Aujourd'hui, en associant les antiprotons et les antiélectrons, on fabrique des anti-hydrogènes, atomes tout à fait semblables à l'hydrogène ordinaire, sauf que les charges électriques du noyau (l'antiproton) et des particules orbitales (les antiélectrons) sont inversées.

Cette gémellité s'étend également aux neutrinos et aux quarks, dont nous aurons longuement l'occasion de parler.

Propriéte importante de la matière et de l'antimatière : les particules et les antiparticules doivent se tenir à distance pour durer. Si elles se trouvent au même endroit en même temps, elles disparaissent immédiatement. On dit qu'elles « s'annihilent ». En fait, elles se transforment généralement en lumière.

Ce phénomène dégage beaucoup d'énergie. Les masses des particules se transforment en énergie lumineuse (Rappelez vous : E = mc2). En termes de particules, la paire s'est transformée en photons (les particules de la lumière).

La lumière joue ici un rôle très différent des autres particules dont nous avons parlé : électrons, protons, etc. Les « photons » (les grains de lumière) n'ont pas de jumeaux. Il n'y a pas d'anti-photons. Plus exactement, on dit que les photons sont leurs propres antiparticules.

On peut considérer la lumière comme formant un monde intermédiaire entre la matière et l'antimatière. Une paire de particules s'annihile en lumière.

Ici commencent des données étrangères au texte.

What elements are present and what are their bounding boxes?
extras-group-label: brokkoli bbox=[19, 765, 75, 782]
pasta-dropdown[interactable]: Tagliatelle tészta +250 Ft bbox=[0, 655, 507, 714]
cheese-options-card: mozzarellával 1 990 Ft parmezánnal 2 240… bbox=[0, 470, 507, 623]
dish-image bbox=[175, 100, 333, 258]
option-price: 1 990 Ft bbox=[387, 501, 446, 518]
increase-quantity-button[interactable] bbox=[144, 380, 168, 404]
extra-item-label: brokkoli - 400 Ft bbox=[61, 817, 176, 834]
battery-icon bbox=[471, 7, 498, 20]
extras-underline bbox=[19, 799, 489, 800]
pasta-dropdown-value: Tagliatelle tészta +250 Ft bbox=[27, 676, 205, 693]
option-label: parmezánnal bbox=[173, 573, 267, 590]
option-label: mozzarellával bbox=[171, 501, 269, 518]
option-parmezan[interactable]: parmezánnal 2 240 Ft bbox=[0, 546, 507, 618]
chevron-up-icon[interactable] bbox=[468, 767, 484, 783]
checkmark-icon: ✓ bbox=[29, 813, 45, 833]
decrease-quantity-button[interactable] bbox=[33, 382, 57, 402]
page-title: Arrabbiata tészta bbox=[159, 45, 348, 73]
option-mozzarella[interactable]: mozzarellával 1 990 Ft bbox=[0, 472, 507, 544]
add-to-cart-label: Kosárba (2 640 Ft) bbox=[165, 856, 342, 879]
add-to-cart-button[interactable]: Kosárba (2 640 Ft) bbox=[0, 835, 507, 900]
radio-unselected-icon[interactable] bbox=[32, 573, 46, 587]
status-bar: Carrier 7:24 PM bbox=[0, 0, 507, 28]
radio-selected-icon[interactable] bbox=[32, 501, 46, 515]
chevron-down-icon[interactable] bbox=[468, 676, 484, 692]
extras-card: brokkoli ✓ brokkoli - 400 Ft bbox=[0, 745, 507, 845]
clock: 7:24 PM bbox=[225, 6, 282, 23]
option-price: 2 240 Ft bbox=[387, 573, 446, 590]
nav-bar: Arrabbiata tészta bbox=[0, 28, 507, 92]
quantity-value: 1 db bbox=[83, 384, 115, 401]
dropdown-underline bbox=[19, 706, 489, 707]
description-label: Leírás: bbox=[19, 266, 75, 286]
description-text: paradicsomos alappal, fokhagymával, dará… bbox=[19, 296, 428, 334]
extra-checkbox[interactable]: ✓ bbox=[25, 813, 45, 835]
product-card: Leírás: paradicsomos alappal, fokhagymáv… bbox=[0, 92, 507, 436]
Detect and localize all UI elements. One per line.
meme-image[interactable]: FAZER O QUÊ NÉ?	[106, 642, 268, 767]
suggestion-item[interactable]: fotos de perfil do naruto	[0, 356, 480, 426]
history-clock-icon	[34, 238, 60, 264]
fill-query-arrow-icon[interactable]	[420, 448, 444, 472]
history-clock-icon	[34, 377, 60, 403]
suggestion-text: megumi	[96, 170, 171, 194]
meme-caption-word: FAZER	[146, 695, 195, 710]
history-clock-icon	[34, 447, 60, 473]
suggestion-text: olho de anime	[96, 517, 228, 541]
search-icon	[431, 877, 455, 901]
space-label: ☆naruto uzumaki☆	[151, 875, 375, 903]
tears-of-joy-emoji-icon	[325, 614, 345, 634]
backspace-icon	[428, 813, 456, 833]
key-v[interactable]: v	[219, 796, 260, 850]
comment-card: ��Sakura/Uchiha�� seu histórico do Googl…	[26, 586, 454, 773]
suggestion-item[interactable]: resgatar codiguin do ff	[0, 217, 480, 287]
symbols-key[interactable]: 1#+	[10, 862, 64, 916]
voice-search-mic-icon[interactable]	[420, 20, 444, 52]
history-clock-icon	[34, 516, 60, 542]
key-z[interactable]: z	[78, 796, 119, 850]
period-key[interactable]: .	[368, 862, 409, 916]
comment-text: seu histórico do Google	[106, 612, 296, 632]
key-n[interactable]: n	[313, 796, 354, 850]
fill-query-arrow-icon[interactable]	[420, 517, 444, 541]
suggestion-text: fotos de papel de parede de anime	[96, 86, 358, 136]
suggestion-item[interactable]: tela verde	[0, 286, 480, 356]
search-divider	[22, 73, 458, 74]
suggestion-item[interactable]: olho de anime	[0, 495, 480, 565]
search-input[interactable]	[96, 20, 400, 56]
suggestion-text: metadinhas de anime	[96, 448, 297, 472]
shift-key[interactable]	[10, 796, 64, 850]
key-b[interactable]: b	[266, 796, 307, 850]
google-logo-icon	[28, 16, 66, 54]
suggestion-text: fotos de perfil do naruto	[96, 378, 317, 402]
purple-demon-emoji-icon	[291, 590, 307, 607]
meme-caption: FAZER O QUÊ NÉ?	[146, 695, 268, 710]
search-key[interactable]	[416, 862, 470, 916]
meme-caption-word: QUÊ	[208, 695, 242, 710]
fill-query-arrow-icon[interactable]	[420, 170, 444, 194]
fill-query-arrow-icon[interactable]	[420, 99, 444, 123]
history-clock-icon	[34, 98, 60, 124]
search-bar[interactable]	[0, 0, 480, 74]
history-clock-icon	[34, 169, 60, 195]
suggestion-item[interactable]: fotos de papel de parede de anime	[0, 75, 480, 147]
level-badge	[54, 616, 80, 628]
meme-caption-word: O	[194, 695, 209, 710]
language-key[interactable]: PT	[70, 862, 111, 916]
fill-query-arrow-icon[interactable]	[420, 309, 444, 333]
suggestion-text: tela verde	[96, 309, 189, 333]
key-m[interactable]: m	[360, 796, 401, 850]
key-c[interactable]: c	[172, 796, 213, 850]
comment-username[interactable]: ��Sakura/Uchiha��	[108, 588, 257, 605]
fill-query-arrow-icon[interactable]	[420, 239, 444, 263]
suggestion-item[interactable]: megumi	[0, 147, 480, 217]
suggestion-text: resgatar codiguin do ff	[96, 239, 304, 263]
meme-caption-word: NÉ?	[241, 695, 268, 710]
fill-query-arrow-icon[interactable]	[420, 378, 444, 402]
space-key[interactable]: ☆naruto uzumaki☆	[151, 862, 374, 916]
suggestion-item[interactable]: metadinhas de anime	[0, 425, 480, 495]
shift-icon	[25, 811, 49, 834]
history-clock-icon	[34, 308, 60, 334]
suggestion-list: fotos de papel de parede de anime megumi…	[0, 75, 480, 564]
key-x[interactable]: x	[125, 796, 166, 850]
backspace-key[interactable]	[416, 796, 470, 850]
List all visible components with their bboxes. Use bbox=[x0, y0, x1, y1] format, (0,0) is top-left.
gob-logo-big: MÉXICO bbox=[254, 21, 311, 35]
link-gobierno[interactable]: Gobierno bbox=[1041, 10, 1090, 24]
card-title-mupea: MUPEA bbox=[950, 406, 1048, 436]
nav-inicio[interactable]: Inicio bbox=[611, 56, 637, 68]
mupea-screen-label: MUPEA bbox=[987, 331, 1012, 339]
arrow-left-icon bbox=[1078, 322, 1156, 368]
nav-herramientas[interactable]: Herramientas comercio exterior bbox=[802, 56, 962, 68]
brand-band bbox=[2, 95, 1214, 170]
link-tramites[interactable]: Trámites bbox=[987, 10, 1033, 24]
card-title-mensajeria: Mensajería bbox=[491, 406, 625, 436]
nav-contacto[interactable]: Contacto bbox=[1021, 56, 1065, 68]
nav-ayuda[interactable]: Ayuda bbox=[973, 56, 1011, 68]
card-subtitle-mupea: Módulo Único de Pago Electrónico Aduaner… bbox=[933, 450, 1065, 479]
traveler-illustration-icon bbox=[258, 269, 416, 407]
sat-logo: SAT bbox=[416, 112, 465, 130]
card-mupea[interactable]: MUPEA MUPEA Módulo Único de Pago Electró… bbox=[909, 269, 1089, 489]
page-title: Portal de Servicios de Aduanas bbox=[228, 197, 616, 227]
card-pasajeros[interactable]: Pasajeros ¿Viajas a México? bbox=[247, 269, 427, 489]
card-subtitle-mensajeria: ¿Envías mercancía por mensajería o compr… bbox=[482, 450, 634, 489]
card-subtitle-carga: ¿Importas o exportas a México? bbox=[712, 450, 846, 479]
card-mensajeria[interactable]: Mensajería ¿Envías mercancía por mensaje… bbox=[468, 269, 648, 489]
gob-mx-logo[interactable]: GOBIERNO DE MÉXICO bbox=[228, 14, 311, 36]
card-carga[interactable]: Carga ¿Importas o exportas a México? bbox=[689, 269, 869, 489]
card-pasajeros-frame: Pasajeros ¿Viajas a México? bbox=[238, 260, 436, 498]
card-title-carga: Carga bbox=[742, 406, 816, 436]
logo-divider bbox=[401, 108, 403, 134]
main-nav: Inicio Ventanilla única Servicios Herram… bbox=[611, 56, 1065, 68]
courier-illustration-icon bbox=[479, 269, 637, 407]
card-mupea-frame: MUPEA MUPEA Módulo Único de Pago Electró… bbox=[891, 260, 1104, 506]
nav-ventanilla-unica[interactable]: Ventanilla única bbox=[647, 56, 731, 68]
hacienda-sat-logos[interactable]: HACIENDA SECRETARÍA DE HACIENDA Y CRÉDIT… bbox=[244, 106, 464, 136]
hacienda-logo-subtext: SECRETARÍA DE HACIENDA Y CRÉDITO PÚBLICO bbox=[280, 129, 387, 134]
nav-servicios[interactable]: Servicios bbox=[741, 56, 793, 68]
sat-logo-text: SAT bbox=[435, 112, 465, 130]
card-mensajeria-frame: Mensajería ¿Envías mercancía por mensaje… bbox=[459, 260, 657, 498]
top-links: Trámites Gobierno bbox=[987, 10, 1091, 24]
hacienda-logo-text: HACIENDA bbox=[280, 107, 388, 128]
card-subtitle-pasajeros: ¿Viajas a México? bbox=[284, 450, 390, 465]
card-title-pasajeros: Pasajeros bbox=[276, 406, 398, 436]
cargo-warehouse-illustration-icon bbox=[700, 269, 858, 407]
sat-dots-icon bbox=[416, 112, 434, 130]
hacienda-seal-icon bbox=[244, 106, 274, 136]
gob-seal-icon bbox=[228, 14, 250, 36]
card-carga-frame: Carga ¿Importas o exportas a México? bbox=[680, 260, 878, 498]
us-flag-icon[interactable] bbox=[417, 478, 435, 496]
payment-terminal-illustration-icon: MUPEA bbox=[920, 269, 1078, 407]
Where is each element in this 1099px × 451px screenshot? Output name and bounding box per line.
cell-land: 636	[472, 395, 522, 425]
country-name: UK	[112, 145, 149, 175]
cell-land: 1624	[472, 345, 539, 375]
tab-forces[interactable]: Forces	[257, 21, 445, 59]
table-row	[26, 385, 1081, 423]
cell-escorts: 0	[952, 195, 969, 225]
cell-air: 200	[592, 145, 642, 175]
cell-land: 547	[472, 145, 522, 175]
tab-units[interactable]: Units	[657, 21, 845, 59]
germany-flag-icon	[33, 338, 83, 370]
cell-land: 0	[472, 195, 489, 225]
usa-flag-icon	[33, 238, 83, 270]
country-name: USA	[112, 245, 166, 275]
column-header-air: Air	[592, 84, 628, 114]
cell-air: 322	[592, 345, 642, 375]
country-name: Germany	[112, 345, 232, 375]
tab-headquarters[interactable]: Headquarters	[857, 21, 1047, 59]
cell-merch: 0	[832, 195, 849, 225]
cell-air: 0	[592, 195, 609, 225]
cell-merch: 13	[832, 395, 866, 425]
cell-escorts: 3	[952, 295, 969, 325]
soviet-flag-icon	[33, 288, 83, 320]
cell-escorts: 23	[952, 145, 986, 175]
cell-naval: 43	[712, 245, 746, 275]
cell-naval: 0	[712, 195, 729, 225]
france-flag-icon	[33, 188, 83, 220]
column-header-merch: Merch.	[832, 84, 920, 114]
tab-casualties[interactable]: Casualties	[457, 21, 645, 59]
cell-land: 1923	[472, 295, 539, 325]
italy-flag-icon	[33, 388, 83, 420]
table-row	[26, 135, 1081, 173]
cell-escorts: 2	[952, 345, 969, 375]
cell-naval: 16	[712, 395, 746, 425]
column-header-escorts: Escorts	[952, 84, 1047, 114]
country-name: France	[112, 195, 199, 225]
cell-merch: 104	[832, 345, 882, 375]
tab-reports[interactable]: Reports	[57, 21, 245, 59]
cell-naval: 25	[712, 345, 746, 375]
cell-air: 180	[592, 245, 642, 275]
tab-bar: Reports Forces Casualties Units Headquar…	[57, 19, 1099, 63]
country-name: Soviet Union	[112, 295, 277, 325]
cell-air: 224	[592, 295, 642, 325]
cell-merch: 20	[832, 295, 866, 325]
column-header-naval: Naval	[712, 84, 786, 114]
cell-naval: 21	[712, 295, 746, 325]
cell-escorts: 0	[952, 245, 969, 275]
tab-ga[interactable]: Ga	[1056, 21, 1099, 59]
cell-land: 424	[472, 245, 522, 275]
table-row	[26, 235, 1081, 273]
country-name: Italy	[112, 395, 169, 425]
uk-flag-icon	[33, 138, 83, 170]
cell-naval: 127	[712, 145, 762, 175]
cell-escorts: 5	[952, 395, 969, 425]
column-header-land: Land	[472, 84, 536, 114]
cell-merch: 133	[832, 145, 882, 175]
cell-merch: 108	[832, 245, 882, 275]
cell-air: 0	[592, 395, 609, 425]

Mais l'inverse est également possible : de la lumière, on peut faire naître des paires de particules et antiparticules, par un phénomène appelé « création de paires ». Les deux phénomènes : annihilation et création de paires, se produisent en grande abondance, aussi bien dans les accélérateurs terrestres que dans les étoiles et les galaxies du cosmos.

Les premiers anti-électrons, découverts en 1932, provenaient des collisions de rayonnements cosmiques dans les plaques photographiques envoyées dans la haute atmosphère. Il s'agissait effectivement d'une création de paires, dont les partenaires s'étaient signalés par des traces différentes dans les émulsions. Ils nous révélaient une propriété qui allait prendre par la suite une grande importance cosmologique : la génération d'une antiparticule s'accompagne obligatoirement de la génération de la particule correspondante. Un antiélectron est toujours associé à un électron.